As happens for the foolish king of the Shakespearean tragedy, Love could be the only remedy to suffering. But the difficulty of communicating, and the substantial solitude of Man in face of the Mystery, complicates and obstacles a regular path towards a coherent construction of himself relative to his spirituality and social dimension.
But an alternative response to the typically egoistic mental schemes of modern man seems to be that given by one of the book’s characters: the tennis champion Arthur Ashe, affected by AIDS after a transfusion. Having become successful in the world of the living, he had been represented in the collective imagery as a positive hero. But, unexpectedly, he becomes interpreter of an ideology completely different from the modern individualistic one. Carter remembers the episode when a journalist had asked the athlete if he had ever wondered why such a disgrace had befallen him.
When a reporter asked the dying athlete if he ever wondered Why me? Ashe replied that because he was hardly the only person in the world in such dire straits at that particular moment in time, the proper response was, Why not me? Ashe’s was a magnificent bearing witness that few men and women born and bred in a narcissistic culture such ours would appear capable of. (p.65)
His response is extremely revealing in its simplicity: reversing the points of the question, and choosing a universal point of view to a self-centred one, he asks himselfWhy NOT him!

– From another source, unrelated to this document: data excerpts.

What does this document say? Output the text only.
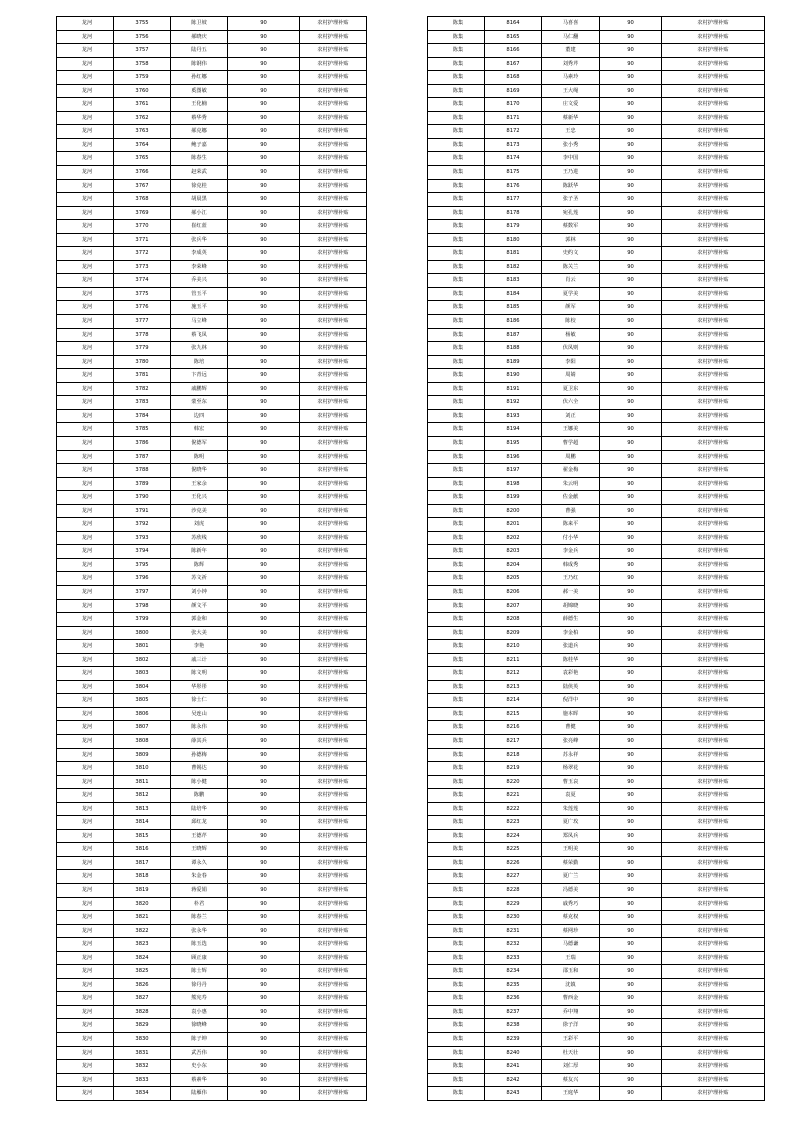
龙河	3755	陈卫坡	90	农村护理补贴
龙河	3756	郝晓庆	90	农村护理补贴
龙河	3757	陆丹五	90	农村护理补贴
龙河	3758	陈钢伟	90	农村护理补贴
龙河	3759	孙红娜	90	农村护理补贴
龙河	3760	奚图敏	90	农村护理补贴
龙河	3761	王化楠	90	农村护理补贴
龙河	3762	蔡华秀	90	农村护理补贴
龙河	3763	郝克娜	90	农村护理补贴
龙河	3764	鲍子嘉	90	农村护理补贴
龙河	3765	陈春生	90	农村护理补贴
龙河	3766	赵荣武	90	农村护理补贴
龙河	3767	徐克桂	90	农村护理补贴
龙河	3768	胡晨黑	90	农村护理补贴
龙河	3769	郝小江	90	农村护理补贴
龙河	3770	崔红蓝	90	农村护理补贴
龙河	3771	张兵华	90	农村护理补贴
龙河	3772	李成英	90	农村护理补贴
龙河	3773	李荣峰	90	农村护理补贴
龙河	3774	乔美兴	90	农村护理补贴
龙河	3775	管玉平	90	农村护理补贴
龙河	3776	施玉平	90	农村护理补贴
龙河	3777	马立峰	90	农村护理补贴
龙河	3778	蔡飞凤	90	农村护理补贴
龙河	3779	张九林	90	农村护理补贴
龙河	3780	陈培	90	农村护理补贴
龙河	3781	卞青远	90	农村护理补贴
龙河	3782	戚鹏辉	90	农村护理补贴
龙河	3783	蒙至东	90	农村护理补贴
龙河	3784	边四	90	农村护理补贴
龙河	3785	韩宏	90	农村护理补贴
龙河	3786	倪德军	90	农村护理补贴
龙河	3787	陈明	90	农村护理补贴
龙河	3788	倪晓华	90	农村护理补贴
龙河	3789	王家余	90	农村护理补贴
龙河	3790	王化兴	90	农村护理补贴
龙河	3791	沙克美	90	农村护理补贴
龙河	3792	刘虎	90	农村护理补贴
龙河	3793	苏欣线	90	农村护理补贴
龙河	3794	陈新年	90	农村护理补贴
龙河	3795	陈辉	90	农村护理补贴
龙河	3796	苏文祈	90	农村护理补贴
龙河	3797	刘小钟	90	农村护理补贴
龙河	3798	颜文平	90	农村护理补贴
龙河	3799	郭金和	90	农村护理补贴
龙河	3800	张大美	90	农村护理补贴
龙河	3801	李艳	90	农村护理补贴
龙河	3802	戚三计	90	农村护理补贴
龙河	3803	陈文明	90	农村护理补贴
龙河	3804	华彤彤	90	农村护理补贴
龙河	3805	徐士仁	90	农村护理补贴
龙河	3806	吴连山	90	农村护理补贴
龙河	3807	陈永伟	90	农村护理补贴
龙河	3808	薛其兵	90	农村护理补贴
龙河	3809	孙德梅	90	农村护理补贴
龙河	3810	曹锡达	90	农村护理补贴
龙河	3811	陈小健	90	农村护理补贴
龙河	3812	陈鹏	90	农村护理补贴
龙河	3813	陆培华	90	农村护理补贴
龙河	3814	邱红龙	90	农村护理补贴
龙河	3815	王德芹	90	农村护理补贴
龙河	3816	王晓辉	90	农村护理补贴
龙河	3817	谭永久	90	农村护理补贴
龙河	3818	朱金春	90	农村护理补贴
龙河	3819	蒋爱娟	90	农村护理补贴
龙河	3820	朴君	90	农村护理补贴
龙河	3821	陈春兰	90	农村护理补贴
龙河	3822	张永华	90	农村护理补贴
龙河	3823	陈玉选	90	农村护理补贴
龙河	3824	顾正康	90	农村护理补贴
龙河	3825	陈士辉	90	农村护理补贴
龙河	3826	徐丹丹	90	农村护理补贴
龙河	3827	熊宪寿	90	农村护理补贴
龙河	3828	袁小惠	90	农村护理补贴
龙河	3829	徐晓峰	90	农村护理补贴
龙河	3830	陈子坤	90	农村护理补贴
龙河	3831	武吾伟	90	农村护理补贴
龙河	3832	史小东	90	农村护理补贴
龙河	3833	蔡素华	90	农村护理补贴
龙河	3834	陆雁伟	90	农村护理补贴
陈集	8164	马喜喜	90	农村护理补贴
陈集	8165	马仁翻	90	农村护理补贴
陈集	8166	董建	90	农村护理补贴
陈集	8167	刘秀芹	90	农村护理补贴
陈集	8168	马素玲	90	农村护理补贴
陈集	8169	王大绳	90	农村护理补贴
陈集	8170	庄文爱	90	农村护理补贴
陈集	8171	蔡新华	90	农村护理补贴
陈集	8172	王忠	90	农村护理补贴
陈集	8173	张小秀	90	农村护理补贴
陈集	8174	李中国	90	农村护理补贴
陈集	8175	王乃进	90	农村护理补贴
陈集	8176	陈跃华	90	农村护理补贴
陈集	8177	张子圣	90	农村护理补贴
陈集	8178	宛孔莲	90	农村护理补贴
陈集	8179	蔡数军	90	农村护理补贴
陈集	8180	郭林	90	农村护理补贴
陈集	8181	史约文	90	农村护理补贴
陈集	8182	陈关兰	90	农村护理补贴
陈集	8183	肖云	90	农村护理补贴
陈集	8184	夏学美	90	农村护理补贴
陈集	8185	颜军	90	农村护理补贴
陈集	8186	陈校	90	农村护理补贴
陈集	8187	杨敏	90	农村护理补贴
陈集	8188	伏凤则	90	农村护理补贴
陈集	8189	李阳	90	农村护理补贴
陈集	8190	周婧	90	农村护理补贴
陈集	8191	夏卫东	90	农村护理补贴
陈集	8192	伏六全	90	农村护理补贴
陈集	8193	刘正	90	农村护理补贴
陈集	8194	王娜美	90	农村护理补贴
陈集	8195	曹学超	90	农村护理补贴
陈集	8196	周鹏	90	农村护理补贴
陈集	8197	翟金梅	90	农村护理补贴
陈集	8198	朱云明	90	农村护理补贴
陈集	8199	佐金献	90	农村护理补贴
陈集	8200	曹强	90	农村护理补贴
陈集	8201	陈来平	90	农村护理补贴
陈集	8202	付小华	90	农村护理补贴
陈集	8203	李金兵	90	农村护理补贴
陈集	8204	韩成秀	90	农村护理补贴
陈集	8205	王乃红	90	农村护理补贴
陈集	8206	郝一美	90	农村护理补贴
陈集	8207	胡锦晓	90	农村护理补贴
陈集	8208	薛德生	90	农村护理补贴
陈集	8209	李金柏	90	农村护理补贴
陈集	8210	张道兵	90	农村护理补贴
陈集	8211	陈桂华	90	农村护理补贴
陈集	8212	袁彩艳	90	农村护理补贴
陈集	8213	陆侠英	90	农村护理补贴
陈集	8214	倪洋中	90	农村护理补贴
陈集	8215	施本晖	90	农村护理补贴
陈集	8216	曹健	90	农村护理补贴
陈集	8217	张亮峰	90	农村护理补贴
陈集	8218	苏永祥	90	农村护理补贴
陈集	8219	杨翠花	90	农村护理补贴
陈集	8220	曹玉哀	90	农村护理补贴
陈集	8221	袁夏	90	农村护理补贴
陈集	8222	朱莲莲	90	农村护理补贴
陈集	8223	夏广玫	90	农村护理补贴
陈集	8224	郑凤兵	90	农村护理补贴
陈集	8225	王明美	90	农村护理补贴
陈集	8226	蔡荣勤	90	农村护理补贴
陈集	8227	夏广兰	90	农村护理补贴
陈集	8228	冯德美	90	农村护理补贴
陈集	8229	戚秀巧	90	农村护理补贴
陈集	8230	蔡克权	90	农村护理补贴
陈集	8231	蔡网珍	90	农村护理补贴
陈集	8232	马德谦	90	农村护理补贴
陈集	8233	王瑞	90	农村护理补贴
陈集	8234	邵玉和	90	农村护理补贴
陈集	8235	沈镇	90	农村护理补贴
陈集	8236	曹西金	90	农村护理补贴
陈集	8237	乔中翔	90	农村护理补贴
陈集	8238	徐子洋	90	农村护理补贴
陈集	8239	王彩平	90	农村护理补贴
陈集	8240	杜天壮	90	农村护理补贴
陈集	8241	刘仁厚	90	农村护理补贴
陈集	8242	蔡友兴	90	农村护理补贴
陈集	8243	王庭华	90	农村护理补贴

The solitary and essentially egocentric dimension of the modern western man can be rescued by a humble acceptance of one’s own human dimension.
These episodes are just a few example of the many others in the book, where a great variety of topics echo from one point to the other, in a network of thematic references similar to déjà-vus (such as the ones described by the author in the autobiographical sections of the text, in occasion of his personal encounters with Death). These episodes appear disposed in the essay on the basis of the author’s argument. The text is thus a constant intellectual twofold dialogue, not just with the great authors of the past, but also with himself and his own personal experiences. The reality, or at least his representation as perceived by the author, seems to confirm the truths intuited, alluded to, often deeply searched for by the geniuses of the past.
This ‘reality’ I alluded to, is the one personally experienced by the author or narrated by other characters: but if, as this book seems to prove, as Umberto Eco says, every ‘narrative world’ has the same dignity to exist as any other world, then why should the world of the Reader itself, here directly addressed by the author, not be taken in the same manner of the narrated ones, with all its dumb presence…?
Here we can find the profound meaning of a potentially never-ending text, which involves the personal experience of whomever reads it and underlies the universality of a typically human necessity. Even in the mystery and in the unsaid, through a rupture with our own materialistic and individualistic everyday reality, we need to be led back straight to the precious space of our authenticity and spirituality.